—Voyons, mon brave homme, dit le bonhomme Jadis au portier... vous ne laisserez pas cette pauvre petite à la porte. Vous avez la voix grosse... mais vous êtes sensible, le cœur est bon.... Allons! ajouta le bonhomme, le cordon, s'il vous plaît.
Le portier crut qu'on se raillait de lui; et il s'apprêtait à refermer la fenêtre, quand il entendit les pas d'une patrouille qui s'avançait dans la rue; il craignit qu'on ne l'appelât, et, sans répondre, il tira le cordon.
Au moment où elle s'y attendait le moins, Clarisse, qui était appuyée contre la porte, la sentit fléchir sous elle....
—Il a ouvert!

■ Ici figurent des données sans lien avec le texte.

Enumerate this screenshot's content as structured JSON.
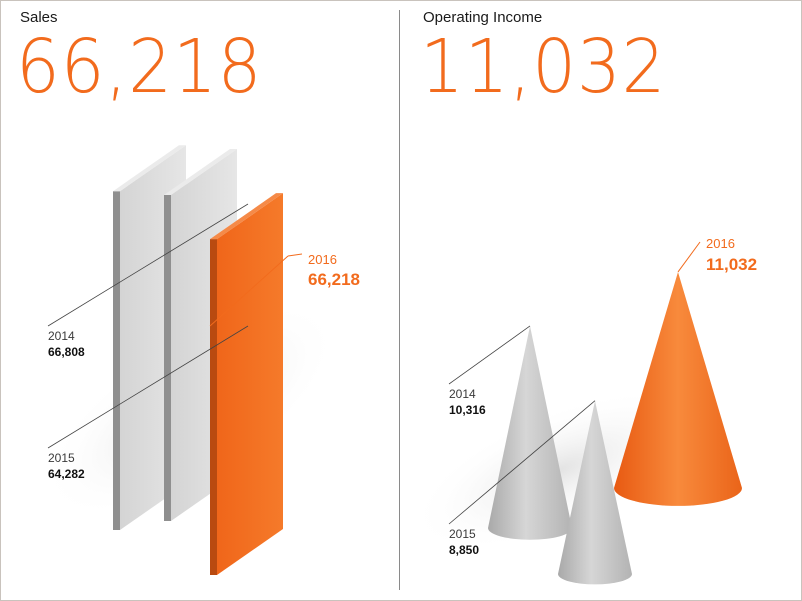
{
  "panels": {
    "sales": {
      "title": "Sales",
      "headline": "66,218"
    },
    "income": {
      "title": "Operating Income",
      "headline": "11,032"
    }
  },
  "colors": {
    "accent": "#f26b1d",
    "grey": "#c8c8c8",
    "text": "#1a1a1a"
  },
  "chart_data": [
    {
      "type": "bar",
      "title": "Sales",
      "categories": [
        "2014",
        "2015",
        "2016"
      ],
      "values": [
        66808,
        64282,
        66218
      ],
      "value_labels": [
        "66,808",
        "64,282",
        "66,218"
      ],
      "highlight": "2016"
    },
    {
      "type": "bar",
      "title": "Operating Income",
      "categories": [
        "2014",
        "2015",
        "2016"
      ],
      "values": [
        10316,
        8850,
        11032
      ],
      "value_labels": [
        "10,316",
        "8,850",
        "11,032"
      ],
      "highlight": "2016"
    }
  ]
}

Il a ouvert. Merci, messieurs, je rentre bien vite.... Ah! j'ai eu bien peur, ajouta-t-elle en regardant Octave, qui paraissait tout stupéfait. Adieu! dit-elle; et elle disparut, fermant la porte derrière elle.
—Eh bien, dit le bonhomme Jadis à Octave, qui ne bougeait pas, est-ce que nous allons coucher là, mon jeune ami?
—Non, non, répondit machinalement Octave en regardant toujours la porte; le portier avait pourtant dit qu'il n'ouvrirait pas, ajouta-t-il.
—Oui, mais il a ouvert; c'est égal, dit le vieillard, vous êtes en bon chemin maintenant. C'est toujours tout droit; et comme vous allez d'un assez bon pas, à ce que j'ai pu voir, vous arriverez. Et maintenant, allons nous coucher.
Arrivés à leur porte, Octave et le bonhomme Jadis recommencèrent le même manège qu'ils venaient de faire à la porte de Mademoiselle Clarisse. Ce ne fut qu'au bout d'un grand quart d'heure que le portier consentit à leur ouvrir.
Octave se jeta sur son lit et ne dormit presque pas. Le lendemain, dès le matin,—il était installé à la petite fenêtre donnant sur le jardin de l'institution de demoiselles. À l'heure de la récréation des élèves, Octave aperçut enfin mademoiselle Clarisse. Elle était assise sur un petit banc appuyé au mur, et justement situé dans une perpendiculaire directe au-dessous de la fenêtre du jeune homme. Tout à coup un petit papier attaché à un petit morceau de bois tomba sur le livre qu'elle tenait à la main. La jeune fille releva la tête et aperçut Octave;—elle lui sourit en mettant un doigt sur sa bouche, ramassa le petit papier et le mit dans sa poche; puis, la cloche ayant sonné pour la rentrée en classe, elle disparut avec ses élèves. Octave sauta en bas de la fenêtre et exécuta une danse folle.
—Bravo!... bravo! cria une voix qui venait d'une fenêtre de la cour.